Седые ветераны становились на колени и, хватая руки вождя, как будто желая поцеловать их, вкладывали его пальцы в свой рот, заставляли щупать беззубые десны; они говорили о несказанной усталости, о непосильных трудах, перенесенных за долгую службу; многие снимали платье и показывали ему голое старческое тело, раны, полученные в сражениях, спины с ужасными рубцами от розог.
– Сжалься! Сжалься! Будь нашим августом!
На глазах Юлиана навернулись искренние слезы: он любил эти грубые лица, этот знакомый казарменный воздух, этот необузданный восторг, в котором чувствовал свою силу. Что бунт опасный – заметил он по особому признаку: солдаты не перебивали друг друга, а кричали все сразу, вместе, как будто сговорившись, и так же сразу умолкали: то раздавался дружный крик, то наступала внезапная тишина.
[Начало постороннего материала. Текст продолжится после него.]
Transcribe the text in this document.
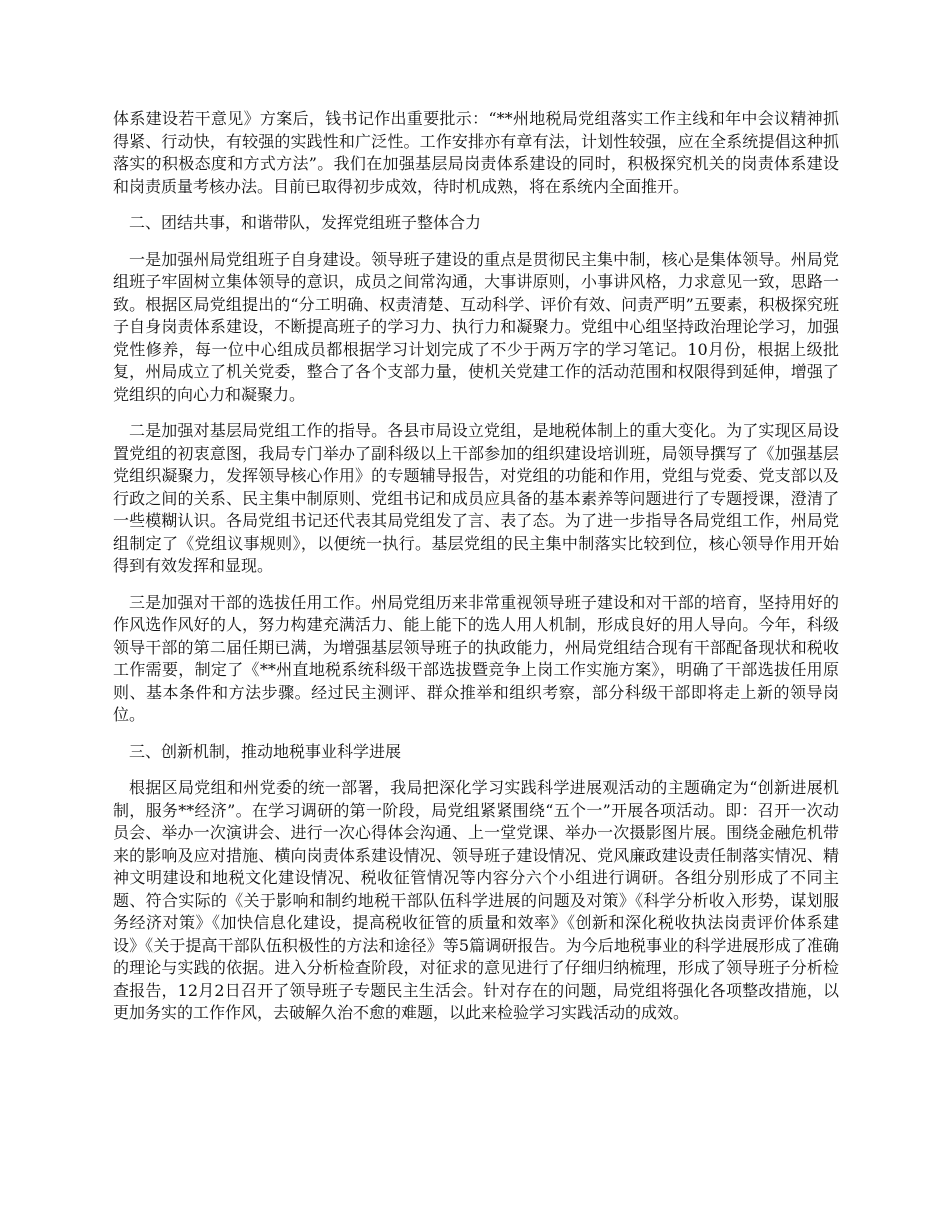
体系建设若干意见》方案后，钱书记作出重要批示：“**州地税局党组落实工作主线和年中会议精神抓得紧、行动快，有较强的实践性和广泛性。工作安排亦有章有法，计划性较强，应在全系统提倡这种抓落实的积极态度和方式方法”。我们在加强基层局岗责体系建设的同时，积极探究机关的岗责体系建设和岗责质量考核办法。目前已取得初步成效，待时机成熟，将在系统内全面推开。

二、团结共事，和谐带队，发挥党组班子整体合力

一是加强州局党组班子自身建设。领导班子建设的重点是贯彻民主集中制，核心是集体领导。州局党组班子牢固树立集体领导的意识，成员之间常沟通，大事讲原则，小事讲风格，力求意见一致，思路一致。根据区局党组提出的“分工明确、权责清楚、互动科学、评价有效、问责严明”五要素，积极探究班子自身岗责体系建设，不断提高班子的学习力、执行力和凝聚力。党组中心组坚持政治理论学习，加强党性修养，每一位中心组成员都根据学习计划完成了不少于两万字的学习笔记。10月份，根据上级批复，州局成立了机关党委，整合了各个支部力量，使机关党建工作的活动范围和权限得到延伸，增强了党组织的向心力和凝聚力。

二是加强对基层局党组工作的指导。各县市局设立党组，是地税体制上的重大变化。为了实现区局设置党组的初衷意图，我局专门举办了副科级以上干部参加的组织建设培训班，局领导撰写了《加强基层党组织凝聚力，发挥领导核心作用》的专题辅导报告，对党组的功能和作用，党组与党委、党支部以及行政之间的关系、民主集中制原则、党组书记和成员应具备的基本素养等问题进行了专题授课，澄清了一些模糊认识。各局党组书记还代表其局党组发了言、表了态。为了进一步指导各局党组工作，州局党组制定了《党组议事规则》，以便统一执行。基层党组的民主集中制落实比较到位，核心领导作用开始得到有效发挥和显现。

三是加强对干部的选拔任用工作。州局党组历来非常重视领导班子建设和对干部的培育，坚持用好的作风选作风好的人，努力构建充满活力、能上能下的选人用人机制，形成良好的用人导向。今年，科级领导干部的第二届任期已满，为增强基层领导班子的执政能力，州局党组结合现有干部配备现状和税收工作需要，制定了《**州直地税系统科级干部选拔暨竞争上岗工作实施方案》，明确了干部选拔任用原则、基本条件和方法步骤。经过民主测评、群众推举和组织考察，部分科级干部即将走上新的领导岗位。

三、创新机制，推动地税事业科学进展

根据区局党组和州党委的统一部署，我局把深化学习实践科学进展观活动的主题确定为“创新进展机制，服务**经济”。在学习调研的第一阶段，局党组紧紧围绕“五个一”开展各项活动。即：召开一次动员会、举办一次演讲会、进行一次心得体会沟通、上一堂党课、举办一次摄影图片展。围绕金融危机带来的影响及应对措施、横向岗责体系建设情况、领导班子建设情况、党风廉政建设责任制落实情况、精神文明建设和地税文化建设情况、税收征管情况等内容分六个小组进行调研。各组分别形成了不同主题、符合实际的《关于影响和制约地税干部队伍科学进展的问题及对策》《科学分析收入形势，谋划服务经济对策》《加快信息化建设，提高税收征管的质量和效率》《创新和深化税收执法岗责评价体系建设》《关于提高干部队伍积极性的方法和途径》等5篇调研报告。为今后地税事业的科学进展形成了准确的理论与实践的依据。进入分析检查阶段，对征求的意见进行了仔细归纳梳理，形成了领导班子分析检查报告，12月2日召开了领导班子专题民主生活会。针对存在的问题，局党组将强化各项整改措施，以更加务实的工作作风，去破解久治不愈的难题，以此来检验学习实践活动的成效。
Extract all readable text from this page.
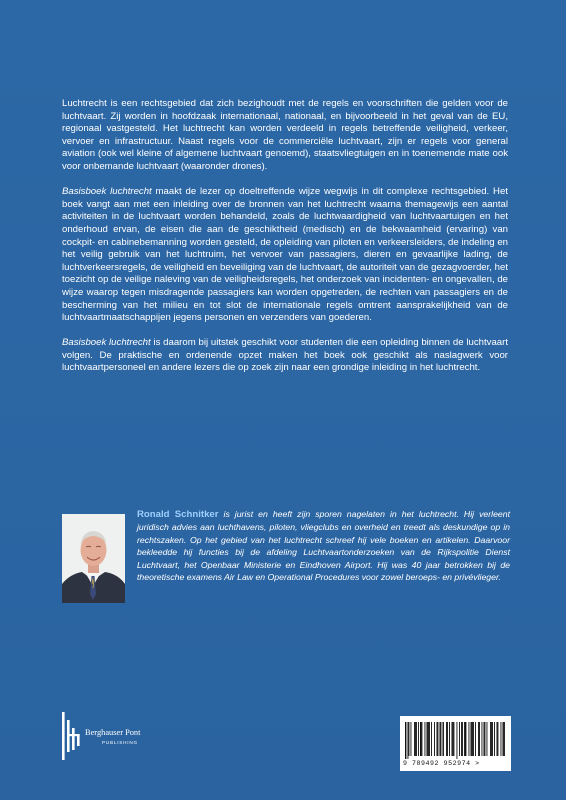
Luchtrecht is een rechtsgebied dat zich bezighoudt met de regels en voorschriften die gelden voor de luchtvaart. Zij worden in hoofdzaak internationaal, nationaal, en bijvoorbeeld in het geval van de EU, regionaal vastgesteld. Het luchtrecht kan worden verdeeld in regels betreffende veiligheid, verkeer, vervoer en infrastructuur. Naast regels voor de commerciële luchtvaart, zijn er regels voor general aviation (ook wel kleine of algemene luchtvaart genoemd), staatsvliegtuigen en in toenemende mate ook voor onbemande luchtvaart (waaronder drones).

Basisboek luchtrecht maakt de lezer op doeltreffende wijze wegwijs in dit complexe rechtsgebied. Het boek vangt aan met een inleiding over de bronnen van het luchtrecht waarna themagewijs een aantal activiteiten in de luchtvaart worden behandeld, zoals de luchtwaardigheid van luchtvaartuigen en het onderhoud ervan, de eisen die aan de geschiktheid (medisch) en de bekwaamheid (ervaring) van cockpit- en cabinebemanning worden gesteld, de opleiding van piloten en verkeersleiders, de indeling en het veilig gebruik van het luchtruim, het vervoer van passagiers, dieren en gevaarlijke lading, de luchtverkeersregels, de veiligheid en beveiliging van de luchtvaart, de autoriteit van de gezagvoerder, het toezicht op de veilige naleving van de veiligheidsregels, het onderzoek van incidenten- en ongevallen, de wijze waarop tegen misdragende passagiers kan worden opgetreden, de rechten van passagiers en de bescherming van het milieu en tot slot de internationale regels omtrent aansprakelijkheid van de luchtvaartmaatschappijen jegens personen en verzenders van goederen.

Basisboek luchtrecht is daarom bij uitstek geschikt voor studenten die een opleiding binnen de luchtvaart volgen. De praktische en ordenende opzet maken het boek ook geschikt als naslagwerk voor luchtvaartpersoneel en andere lezers die op zoek zijn naar een grondige inleiding in het luchtrecht.

Ronald Schnitker is jurist en heeft zijn sporen nagelaten in het luchtrecht. Hij verleent juridisch advies aan luchthavens, piloten, vliegclubs en overheid en treedt als deskundige op in rechtszaken. Op het gebied van het luchtrecht schreef hij vele boeken en artikelen. Daarvoor bekleedde hij functies bij de afdeling Luchtvaartonderzoeken van de Rijkspolitie Dienst Luchtvaart, het Openbaar Ministerie en Eindhoven Airport. Hij was 40 jaar betrokken bij de theoretische examens Air Law en Operational Procedures voor zowel beroeps- en privévlieger.
Berghauser Pont
PUBLISHING
9 789492 952974 >
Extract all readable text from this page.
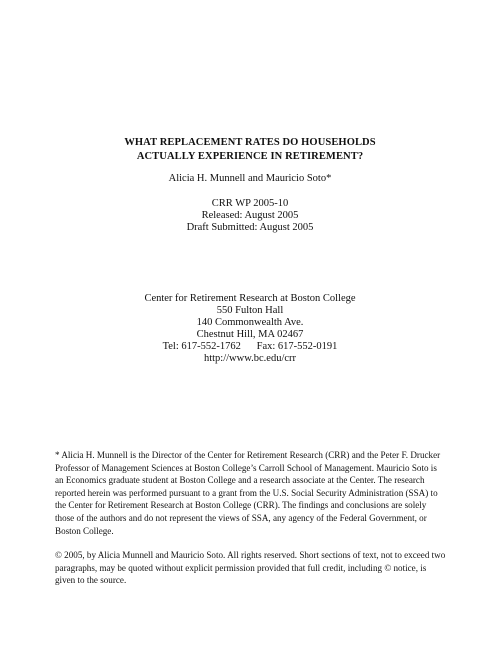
WHAT REPLACEMENT RATES DO HOUSEHOLDS
ACTUALLY EXPERIENCE IN RETIREMENT?
Alicia H. Munnell and Mauricio Soto*
CRR WP 2005-10
Released: August 2005
Draft Submitted: August 2005
Center for Retirement Research at Boston College
550 Fulton Hall
140 Commonwealth Ave.
Chestnut Hill, MA 02467
Tel: 617-552-1762      Fax: 617-552-0191
http://www.bc.edu/crr
* Alicia H. Munnell is the Director of the Center for Retirement Research (CRR) and the Peter F. Drucker
Professor of Management Sciences at Boston College’s Carroll School of Management. Mauricio Soto is
an Economics graduate student at Boston College and a research associate at the Center. The research
reported herein was performed pursuant to a grant from the U.S. Social Security Administration (SSA) to
the Center for Retirement Research at Boston College (CRR). The findings and conclusions are solely
those of the authors and do not represent the views of SSA, any agency of the Federal Government, or
Boston College.
© 2005, by Alicia Munnell and Mauricio Soto. All rights reserved. Short sections of text, not to exceed two
paragraphs, may be quoted without explicit permission provided that full credit, including © notice, is
given to the source.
Наконец, как будто неохотно, побежденный насилием, произнес он тихо:
– Братья возлюбленные! Дети мои! Видите – я ваш на жизнь и смерть; не могу ни в чем отказать…
– Венчать его, венчать диадемой! – закричали они, торжествуя.
Но диадемы не было. Находчивый Стромбик предложил:
– Пусть август велит принести одно из жемчужных ожерелий супруги своей.
Юлиан возразил, что женское украшение непристойно и было бы дурным знаком для начала нового правления.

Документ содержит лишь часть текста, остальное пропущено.